Do the Tadpole Wiggle and get a Lesson in Science

Experiments GeekMom TV and Movies

My two year old is a bit of a music afficionado. He likes Mozart over breakfast, Disney in the car and Sandra Boynton’s “Personal Penguin” at all other times. On a recent car ride from New Hampshire, we listened to “The Bare Necessities” for about half an hour, it starts to grate a little. When he was a baby the only thing that would put him to sleep was our local rock station, AC/DC was his favourite. I indulged myself by loading up an iPod with the entire Beatles collection, and had that playing all night for him, mostly so he couldn’t hear the fun happening in the rest of the house. We are always looking for new, fun music to get him singing and dancing. Recently, the songs that have been getting stuck in my head all day are from The Chickadees’ new album, The Froggy Hop. Led by Mary Karlzen and backed up by Anji Rodee, Carmen Nickerson and Rosie Dempree, The Chickadees are an environmentally aware children’s quartet. They offer up catchy tunes accompanied with environmentally sound ideas and lyrical scientific fact.
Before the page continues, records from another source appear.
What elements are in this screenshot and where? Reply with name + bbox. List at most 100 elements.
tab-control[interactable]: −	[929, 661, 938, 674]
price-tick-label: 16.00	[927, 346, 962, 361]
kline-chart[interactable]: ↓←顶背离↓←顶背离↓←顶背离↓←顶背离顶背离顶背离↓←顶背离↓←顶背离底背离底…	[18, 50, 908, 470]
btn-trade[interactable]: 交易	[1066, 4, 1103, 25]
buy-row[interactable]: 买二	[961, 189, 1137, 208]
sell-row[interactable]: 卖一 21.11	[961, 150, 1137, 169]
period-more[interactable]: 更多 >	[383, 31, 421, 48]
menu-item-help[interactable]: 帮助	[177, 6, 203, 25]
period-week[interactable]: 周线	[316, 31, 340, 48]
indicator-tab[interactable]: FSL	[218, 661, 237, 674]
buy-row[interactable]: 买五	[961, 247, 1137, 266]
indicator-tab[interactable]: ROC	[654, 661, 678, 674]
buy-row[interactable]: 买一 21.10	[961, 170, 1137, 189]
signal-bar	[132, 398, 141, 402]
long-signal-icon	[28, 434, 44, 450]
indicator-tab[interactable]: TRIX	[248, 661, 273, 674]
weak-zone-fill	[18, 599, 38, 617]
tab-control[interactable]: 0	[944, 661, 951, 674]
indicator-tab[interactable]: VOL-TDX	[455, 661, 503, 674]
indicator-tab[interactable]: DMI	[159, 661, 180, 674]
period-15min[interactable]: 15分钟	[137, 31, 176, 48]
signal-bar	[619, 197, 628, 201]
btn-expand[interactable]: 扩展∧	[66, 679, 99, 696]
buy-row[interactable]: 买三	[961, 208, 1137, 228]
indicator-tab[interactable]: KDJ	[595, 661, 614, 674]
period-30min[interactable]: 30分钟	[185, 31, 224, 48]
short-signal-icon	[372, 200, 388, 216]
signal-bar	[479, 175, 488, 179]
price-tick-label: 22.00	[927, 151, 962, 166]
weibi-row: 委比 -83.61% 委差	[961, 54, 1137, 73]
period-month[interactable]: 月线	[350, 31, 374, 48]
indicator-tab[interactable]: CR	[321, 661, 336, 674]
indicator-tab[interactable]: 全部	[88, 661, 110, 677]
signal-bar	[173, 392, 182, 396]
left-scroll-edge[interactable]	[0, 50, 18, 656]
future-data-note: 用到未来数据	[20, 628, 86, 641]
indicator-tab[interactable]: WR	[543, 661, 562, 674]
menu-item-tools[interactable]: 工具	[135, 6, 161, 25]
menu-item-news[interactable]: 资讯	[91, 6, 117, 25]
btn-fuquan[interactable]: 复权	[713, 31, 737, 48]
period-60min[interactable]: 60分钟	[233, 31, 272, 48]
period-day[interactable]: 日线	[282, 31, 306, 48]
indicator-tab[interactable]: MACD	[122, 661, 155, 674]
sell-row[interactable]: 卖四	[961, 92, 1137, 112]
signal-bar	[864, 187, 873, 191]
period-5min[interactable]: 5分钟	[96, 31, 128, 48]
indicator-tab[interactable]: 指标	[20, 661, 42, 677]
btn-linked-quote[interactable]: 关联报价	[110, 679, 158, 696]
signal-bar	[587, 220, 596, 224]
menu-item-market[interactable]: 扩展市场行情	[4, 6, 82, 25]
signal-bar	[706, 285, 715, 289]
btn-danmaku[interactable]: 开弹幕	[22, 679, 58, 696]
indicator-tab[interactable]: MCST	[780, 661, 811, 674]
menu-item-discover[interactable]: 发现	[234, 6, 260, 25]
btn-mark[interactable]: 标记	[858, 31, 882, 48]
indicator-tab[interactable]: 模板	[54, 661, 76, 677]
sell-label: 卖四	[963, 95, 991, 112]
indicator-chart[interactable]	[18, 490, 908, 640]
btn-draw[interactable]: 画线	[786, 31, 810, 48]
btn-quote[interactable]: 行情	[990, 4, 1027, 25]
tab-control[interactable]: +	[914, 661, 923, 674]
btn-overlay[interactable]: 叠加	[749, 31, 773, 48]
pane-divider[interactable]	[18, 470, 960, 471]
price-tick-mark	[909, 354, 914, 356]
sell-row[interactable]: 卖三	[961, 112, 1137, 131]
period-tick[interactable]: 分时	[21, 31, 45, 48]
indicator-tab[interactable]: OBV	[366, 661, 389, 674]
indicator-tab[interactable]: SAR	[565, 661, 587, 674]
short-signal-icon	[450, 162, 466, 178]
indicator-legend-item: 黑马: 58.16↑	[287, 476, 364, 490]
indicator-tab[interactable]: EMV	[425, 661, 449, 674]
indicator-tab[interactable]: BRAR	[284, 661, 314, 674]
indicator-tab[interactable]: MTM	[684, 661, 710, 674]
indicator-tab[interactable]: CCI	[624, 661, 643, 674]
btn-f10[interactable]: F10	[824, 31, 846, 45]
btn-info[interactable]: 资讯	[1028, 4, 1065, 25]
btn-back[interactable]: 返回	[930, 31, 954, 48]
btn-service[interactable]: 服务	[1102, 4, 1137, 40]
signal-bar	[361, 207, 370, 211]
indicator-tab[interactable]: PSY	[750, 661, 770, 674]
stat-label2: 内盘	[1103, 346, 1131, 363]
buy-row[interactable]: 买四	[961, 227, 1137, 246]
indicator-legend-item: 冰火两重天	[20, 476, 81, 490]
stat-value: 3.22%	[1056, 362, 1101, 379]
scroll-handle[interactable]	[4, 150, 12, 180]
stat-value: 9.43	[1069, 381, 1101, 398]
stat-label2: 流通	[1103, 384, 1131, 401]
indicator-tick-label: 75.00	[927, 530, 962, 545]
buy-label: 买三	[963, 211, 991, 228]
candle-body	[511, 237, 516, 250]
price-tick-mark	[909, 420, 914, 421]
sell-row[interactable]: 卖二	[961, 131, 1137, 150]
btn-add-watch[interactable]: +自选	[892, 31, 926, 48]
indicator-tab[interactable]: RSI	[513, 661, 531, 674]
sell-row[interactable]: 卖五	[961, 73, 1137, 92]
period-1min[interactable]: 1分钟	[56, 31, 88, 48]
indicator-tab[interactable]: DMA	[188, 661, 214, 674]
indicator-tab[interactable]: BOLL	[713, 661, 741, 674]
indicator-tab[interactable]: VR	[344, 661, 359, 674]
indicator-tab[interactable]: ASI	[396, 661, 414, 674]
No matter where we are, the title track has my son hopping and wiggling as only a two year old can. When we ask him to do the froggy hop he bounces up and down. When we ask for the tadpole wiggle he does, what appears to be, a version of the chicken dance. In a mini, tuneful, biology lesson he is also subtly learning the life cycle of a frog. And he’s not the only one learning new things, as I find myself receiving a refresher course in basic biology. My husband and I were blown away by how many animals listed in the song  “Hibernation”, we didn’t realize hibernated! It’s very humbling to learn alongside your two year old. It’s a lot of fun too. Especially when you hear new things that you always just assumed you knew. Each song offers some new information to digest, be it musical or as a William Shatner-esque narrative set to music.

Other tracks, such as “The Hiking Song”, encourage environmentally sound hobbies and practices: “always remember to tread light-ly, won’t you come on a hike with me.” Our family are avid hikers but have yet to hit the trail now that this song is in our repertoire, I am sure there won’t be any soft quiet walks in the woods now that we have a little boy who shrieks “Hiking life for me” at the top of his lungs.

The energy brought to the songs by each of the artists is contagious, even for parents, and it’s hard not to bop along with him. It’s one of the few CDs that carries on playing for a track or two after the daycare drop off, before we realize we’re still singing along. After listening for a few weeks I have yet to find the songs annoying – which I find unusual in an album designed for kids. I’m sure it will come, but for right now, all members of the Pinault family are quite happily doing the froggy hop.

I received a copy of this CD for review purposes.